La natura di noi esseri umani, pensanti ed evoluti, è quella di soddisfare le nostre curiosità: scoprire, imparare, crescere spiritualmente ed intellettualmente. Tuttavia, da quando si parla di modello di decrescita felice, una grande parte di popolazione sembra essersi disinteressata, rinunciando ad investire sulla qualità della propria vita, e arresa a subire questo fenomeno di austerità.
La decrescita o meglio stasi, in parte, si può comprendere e giustificare: le difficoltà economiche attanagliano un numero crescente di individui impedendo loro di spendere in futilità. Perciò le priorità di spesa sono senza dubbio quelle legate alla sopravvivenza.
Come associazione impegnata nella promozione dei diritti delle fasce più deboli non nascondiamo la nostra più sincera preoccupazione. Siamo convinti che il rinunciare ad attività creative e appaganti, alla lunga, induce l’essere umano alla depressione, alla perdita di entusiasmo nel seguire le sue passioni, hobby, ecc. L’impoverimento è anche morale, emozionale e spirituale.
Per fortuna, nonostante le difficoltà, accade che molte persone si avventurano alla ricerca di tecniche per la “crescita personale”. Per alcuni questa scelta avviene in un momento buio della loro vita e poi, una volta ristabilito un apparente ordine generale, tornano alla “normale” routine quotidiana. Questo metodo discontinuo è destinato a farci tornare a uno stato di insoddisfazione e sofferenza, lo stesso che ha creato il malessere iniziale, di fatto si è solo accarezzato il beneficio che può derivare dal dedicarci all’amore per noi stessi e al rispetto del proprio esistere. Cessare l’attenzione verso noi stessi ci porta di conseguenza a ripiombare nella banale routine e può generare un senso di fallimento aggiuntivo.

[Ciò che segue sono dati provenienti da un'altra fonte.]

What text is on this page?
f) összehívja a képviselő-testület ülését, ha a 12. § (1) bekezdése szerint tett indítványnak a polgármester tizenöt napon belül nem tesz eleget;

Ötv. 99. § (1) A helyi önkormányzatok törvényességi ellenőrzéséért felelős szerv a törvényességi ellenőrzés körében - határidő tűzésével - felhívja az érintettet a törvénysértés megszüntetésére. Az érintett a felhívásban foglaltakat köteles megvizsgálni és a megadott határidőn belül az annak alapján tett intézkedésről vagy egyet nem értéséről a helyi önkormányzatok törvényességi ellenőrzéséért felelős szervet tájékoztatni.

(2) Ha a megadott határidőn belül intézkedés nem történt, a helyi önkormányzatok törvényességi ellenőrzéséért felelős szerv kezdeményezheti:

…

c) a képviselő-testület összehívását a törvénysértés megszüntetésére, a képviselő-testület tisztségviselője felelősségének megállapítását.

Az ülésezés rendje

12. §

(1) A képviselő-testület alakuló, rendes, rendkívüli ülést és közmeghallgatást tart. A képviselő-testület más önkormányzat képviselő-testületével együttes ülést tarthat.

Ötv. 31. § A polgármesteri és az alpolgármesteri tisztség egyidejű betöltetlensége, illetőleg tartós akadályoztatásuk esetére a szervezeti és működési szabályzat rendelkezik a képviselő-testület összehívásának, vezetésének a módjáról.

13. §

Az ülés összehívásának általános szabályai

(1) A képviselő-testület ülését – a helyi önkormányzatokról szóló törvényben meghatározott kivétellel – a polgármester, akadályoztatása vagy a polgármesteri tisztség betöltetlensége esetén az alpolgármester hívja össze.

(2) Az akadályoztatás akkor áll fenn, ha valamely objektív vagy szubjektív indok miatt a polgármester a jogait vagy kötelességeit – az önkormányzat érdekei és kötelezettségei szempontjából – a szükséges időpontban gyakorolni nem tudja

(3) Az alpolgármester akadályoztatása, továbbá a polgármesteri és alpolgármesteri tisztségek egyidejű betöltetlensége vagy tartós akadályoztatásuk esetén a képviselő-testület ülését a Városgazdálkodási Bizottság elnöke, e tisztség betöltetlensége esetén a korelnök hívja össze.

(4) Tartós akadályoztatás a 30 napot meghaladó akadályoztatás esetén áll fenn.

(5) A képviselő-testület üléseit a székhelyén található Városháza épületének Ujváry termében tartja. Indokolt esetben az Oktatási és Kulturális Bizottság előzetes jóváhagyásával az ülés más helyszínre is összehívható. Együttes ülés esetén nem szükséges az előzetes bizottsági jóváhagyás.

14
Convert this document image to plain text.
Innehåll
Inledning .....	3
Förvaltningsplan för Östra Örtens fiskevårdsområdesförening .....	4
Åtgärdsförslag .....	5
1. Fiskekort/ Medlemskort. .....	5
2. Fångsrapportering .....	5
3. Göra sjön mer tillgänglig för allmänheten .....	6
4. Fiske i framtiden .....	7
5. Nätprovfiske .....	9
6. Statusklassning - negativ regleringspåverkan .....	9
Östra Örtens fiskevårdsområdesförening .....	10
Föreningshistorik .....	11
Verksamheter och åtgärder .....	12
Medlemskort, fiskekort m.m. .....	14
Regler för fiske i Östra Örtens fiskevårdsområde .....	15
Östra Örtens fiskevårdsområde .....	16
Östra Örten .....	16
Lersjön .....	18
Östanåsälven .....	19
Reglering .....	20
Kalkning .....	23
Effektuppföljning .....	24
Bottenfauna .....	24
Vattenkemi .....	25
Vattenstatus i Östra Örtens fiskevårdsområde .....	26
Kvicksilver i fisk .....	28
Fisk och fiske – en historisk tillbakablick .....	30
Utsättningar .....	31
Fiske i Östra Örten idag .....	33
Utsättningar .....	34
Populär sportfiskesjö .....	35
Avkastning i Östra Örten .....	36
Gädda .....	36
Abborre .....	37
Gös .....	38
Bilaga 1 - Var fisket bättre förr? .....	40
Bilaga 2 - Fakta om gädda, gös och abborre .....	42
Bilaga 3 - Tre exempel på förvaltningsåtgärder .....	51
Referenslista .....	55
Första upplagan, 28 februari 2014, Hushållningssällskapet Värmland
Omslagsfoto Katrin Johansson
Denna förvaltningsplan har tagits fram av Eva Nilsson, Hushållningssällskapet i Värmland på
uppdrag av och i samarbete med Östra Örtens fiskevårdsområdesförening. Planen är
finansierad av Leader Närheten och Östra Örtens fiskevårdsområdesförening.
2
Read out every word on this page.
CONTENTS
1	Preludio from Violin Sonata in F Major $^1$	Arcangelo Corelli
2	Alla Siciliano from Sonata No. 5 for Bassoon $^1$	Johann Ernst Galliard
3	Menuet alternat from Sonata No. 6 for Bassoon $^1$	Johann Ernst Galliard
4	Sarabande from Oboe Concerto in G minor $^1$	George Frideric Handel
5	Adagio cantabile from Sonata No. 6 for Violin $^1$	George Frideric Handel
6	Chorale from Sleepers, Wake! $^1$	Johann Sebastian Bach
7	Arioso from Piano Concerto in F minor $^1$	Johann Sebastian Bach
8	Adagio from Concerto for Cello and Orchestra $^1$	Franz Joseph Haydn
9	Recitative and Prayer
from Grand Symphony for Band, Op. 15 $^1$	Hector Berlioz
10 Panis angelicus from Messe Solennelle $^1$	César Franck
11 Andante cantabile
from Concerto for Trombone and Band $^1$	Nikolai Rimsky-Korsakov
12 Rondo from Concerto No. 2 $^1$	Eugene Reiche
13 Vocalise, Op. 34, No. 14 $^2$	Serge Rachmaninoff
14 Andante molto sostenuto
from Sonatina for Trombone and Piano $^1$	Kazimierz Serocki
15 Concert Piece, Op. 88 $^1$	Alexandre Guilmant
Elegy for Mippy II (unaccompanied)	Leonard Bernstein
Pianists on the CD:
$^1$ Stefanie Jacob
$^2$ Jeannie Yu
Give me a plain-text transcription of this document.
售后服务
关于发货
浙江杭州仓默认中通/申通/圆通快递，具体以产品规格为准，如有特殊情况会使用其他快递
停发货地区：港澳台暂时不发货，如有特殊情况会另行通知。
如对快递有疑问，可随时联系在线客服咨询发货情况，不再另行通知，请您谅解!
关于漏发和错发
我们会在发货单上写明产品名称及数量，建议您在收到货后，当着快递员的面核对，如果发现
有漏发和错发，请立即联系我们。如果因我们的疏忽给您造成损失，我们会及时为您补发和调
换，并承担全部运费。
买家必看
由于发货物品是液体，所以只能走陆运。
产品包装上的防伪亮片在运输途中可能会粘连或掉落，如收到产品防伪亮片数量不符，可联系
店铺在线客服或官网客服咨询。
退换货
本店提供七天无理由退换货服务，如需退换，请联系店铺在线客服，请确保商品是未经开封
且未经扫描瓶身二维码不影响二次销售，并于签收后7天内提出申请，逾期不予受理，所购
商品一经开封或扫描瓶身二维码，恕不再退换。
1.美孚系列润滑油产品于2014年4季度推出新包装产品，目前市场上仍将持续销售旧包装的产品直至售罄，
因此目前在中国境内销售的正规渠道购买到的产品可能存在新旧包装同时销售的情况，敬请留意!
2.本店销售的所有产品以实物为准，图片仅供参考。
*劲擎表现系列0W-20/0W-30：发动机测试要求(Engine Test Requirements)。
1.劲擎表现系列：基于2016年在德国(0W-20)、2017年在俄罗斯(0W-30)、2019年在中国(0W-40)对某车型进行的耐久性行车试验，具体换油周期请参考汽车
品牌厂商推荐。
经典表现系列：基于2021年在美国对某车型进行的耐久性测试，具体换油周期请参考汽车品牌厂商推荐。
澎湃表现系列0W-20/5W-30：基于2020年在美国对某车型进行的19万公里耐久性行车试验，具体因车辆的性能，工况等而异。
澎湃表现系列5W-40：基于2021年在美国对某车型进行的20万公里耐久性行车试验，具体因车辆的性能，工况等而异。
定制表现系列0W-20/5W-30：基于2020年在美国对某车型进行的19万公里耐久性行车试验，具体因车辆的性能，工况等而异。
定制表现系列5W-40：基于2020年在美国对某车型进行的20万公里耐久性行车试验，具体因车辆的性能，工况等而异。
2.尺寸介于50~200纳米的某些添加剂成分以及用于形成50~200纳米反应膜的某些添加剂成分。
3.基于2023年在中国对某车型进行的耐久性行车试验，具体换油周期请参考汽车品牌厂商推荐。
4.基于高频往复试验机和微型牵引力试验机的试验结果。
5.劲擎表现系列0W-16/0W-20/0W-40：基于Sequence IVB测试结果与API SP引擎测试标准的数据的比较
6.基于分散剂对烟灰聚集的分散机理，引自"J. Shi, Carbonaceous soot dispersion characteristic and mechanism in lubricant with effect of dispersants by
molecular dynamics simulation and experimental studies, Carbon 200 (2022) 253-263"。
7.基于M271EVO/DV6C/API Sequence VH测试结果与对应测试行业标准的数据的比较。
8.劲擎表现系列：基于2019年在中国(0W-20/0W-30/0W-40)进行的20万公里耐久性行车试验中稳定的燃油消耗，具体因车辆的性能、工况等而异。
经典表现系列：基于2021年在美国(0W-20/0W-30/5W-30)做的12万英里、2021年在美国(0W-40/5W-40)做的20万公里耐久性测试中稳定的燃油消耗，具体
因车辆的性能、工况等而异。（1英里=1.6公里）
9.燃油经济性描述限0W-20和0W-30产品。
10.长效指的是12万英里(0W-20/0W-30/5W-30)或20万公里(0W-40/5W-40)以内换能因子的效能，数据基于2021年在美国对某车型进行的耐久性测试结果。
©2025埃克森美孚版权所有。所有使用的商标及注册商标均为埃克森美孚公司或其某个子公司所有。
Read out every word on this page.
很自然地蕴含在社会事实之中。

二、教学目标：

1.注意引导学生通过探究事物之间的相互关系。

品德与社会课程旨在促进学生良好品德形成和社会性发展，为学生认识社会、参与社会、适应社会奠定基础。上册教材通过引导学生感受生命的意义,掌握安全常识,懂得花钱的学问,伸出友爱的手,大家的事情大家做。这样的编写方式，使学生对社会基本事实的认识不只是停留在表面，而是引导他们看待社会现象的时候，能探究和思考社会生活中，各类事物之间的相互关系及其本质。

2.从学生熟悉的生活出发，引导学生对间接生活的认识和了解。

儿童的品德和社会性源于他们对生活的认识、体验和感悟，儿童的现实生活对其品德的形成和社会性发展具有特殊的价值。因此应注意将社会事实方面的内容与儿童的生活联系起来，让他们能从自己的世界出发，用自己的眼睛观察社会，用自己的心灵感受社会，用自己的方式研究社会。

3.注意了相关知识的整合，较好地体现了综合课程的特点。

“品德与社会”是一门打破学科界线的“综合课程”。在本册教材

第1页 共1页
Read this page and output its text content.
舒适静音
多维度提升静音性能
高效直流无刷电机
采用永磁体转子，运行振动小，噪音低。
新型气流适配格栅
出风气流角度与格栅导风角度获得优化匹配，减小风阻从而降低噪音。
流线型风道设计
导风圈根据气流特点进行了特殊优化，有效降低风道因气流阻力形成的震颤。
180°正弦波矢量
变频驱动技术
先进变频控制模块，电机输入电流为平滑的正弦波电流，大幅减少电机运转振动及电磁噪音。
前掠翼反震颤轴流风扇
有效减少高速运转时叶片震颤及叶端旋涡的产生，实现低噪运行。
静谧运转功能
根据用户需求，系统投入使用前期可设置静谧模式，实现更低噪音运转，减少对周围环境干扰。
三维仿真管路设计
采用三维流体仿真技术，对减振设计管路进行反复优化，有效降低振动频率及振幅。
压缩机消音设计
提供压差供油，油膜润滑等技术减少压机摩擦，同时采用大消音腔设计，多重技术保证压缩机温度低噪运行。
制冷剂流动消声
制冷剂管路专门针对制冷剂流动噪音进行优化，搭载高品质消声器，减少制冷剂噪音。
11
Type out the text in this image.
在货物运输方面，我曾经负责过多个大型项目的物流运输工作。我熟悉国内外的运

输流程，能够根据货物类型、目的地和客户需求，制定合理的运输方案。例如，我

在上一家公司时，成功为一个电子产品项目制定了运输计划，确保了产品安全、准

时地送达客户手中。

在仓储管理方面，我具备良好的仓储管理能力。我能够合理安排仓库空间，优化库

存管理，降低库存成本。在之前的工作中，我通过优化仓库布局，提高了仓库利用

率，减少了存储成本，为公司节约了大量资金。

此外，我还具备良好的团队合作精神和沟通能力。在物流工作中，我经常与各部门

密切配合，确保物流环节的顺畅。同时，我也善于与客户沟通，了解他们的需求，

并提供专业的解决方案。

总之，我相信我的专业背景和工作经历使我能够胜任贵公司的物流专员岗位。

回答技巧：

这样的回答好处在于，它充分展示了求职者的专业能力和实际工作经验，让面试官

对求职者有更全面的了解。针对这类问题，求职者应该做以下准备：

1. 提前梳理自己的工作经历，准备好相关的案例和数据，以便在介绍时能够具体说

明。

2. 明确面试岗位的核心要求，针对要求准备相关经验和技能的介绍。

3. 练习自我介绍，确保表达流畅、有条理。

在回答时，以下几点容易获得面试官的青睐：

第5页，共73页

Ci sono delle “trappole” che ci distolgono dal proseguire nel cammino della personale evoluzione, la mancanza di tempo e di soldi da investire, queste sono le prime scuse che troviamo: mentiamo a noi stessi. Inutile dire che il più grosso danno che possiamo procurarci è di giustificare le nostra pigrizia. Come possiamo rimediare questa fase di apatia e recuperare la nostra felicità interiore?




I metodi consigliati sono economici ed efficaci: praticare la meditazione, leggere argomenti istruttivi, trascorrere più tempo immersi a contatto con la natura e a giocare con i bambini. Sconsigliata la visione di programmi TV diseducativi e la frequentazione di persone che non stimolino la nostra intelligenza. Dobbiamo ammettere che alcune malsane abitudini sono difficili da abbandonare, ma la nostra fame di qualità dovrebbe spingerci a fare scelte per stare meglio e sentirci capaci di piccoli e grandi cambiamenti. Spesso dimostriamo di non temere le variazioni, stravolgendo la nostra vita in un attimo, dimostrando a noi stessi grandi capacità di sostenere momenti difficili che richiedono di saltare nel buio. Insomma, facciamo cose inimmaginabili, ma ci paralizziamo davanti a una piccolissima decisione, come spegnere la TV per qualche sera e dedicarci a noi stessi e alla nostra felicità.
Nel momento in cui riusciamo ad ammettere la nostra pigrizia il grosso dello sforzo è fatto: non ci inganneremo più e quindi potremo proseguire a soddisfare i nostri reali bisogni. Dovremmo dedicarci ogni giorno un’ora per rilassarci, per ascoltare le nostre reali necessità, per meditare o per riscoprire la nostra creatività e assecondarla liberamente per svolgere altre amene attività. Concedersi del tempo ad ascoltare se stessi e le proprie necessità, serve a nutrire “la nostra anima” e ci aiuta ad affrontare meglio le svariate difficoltà della vita.
Ricapitolando, consentiamoci questi spazi di bellezza interiore per non regredire intellettualmente, rischiando di cadere in uno stato di “anestesia emozionale” e nella depressione, spesso la principale causa degli attacchi di panico. Spesso, basta davvero poco per allontanare da noi il rischio di perderci il meglio della vita e di essere felici.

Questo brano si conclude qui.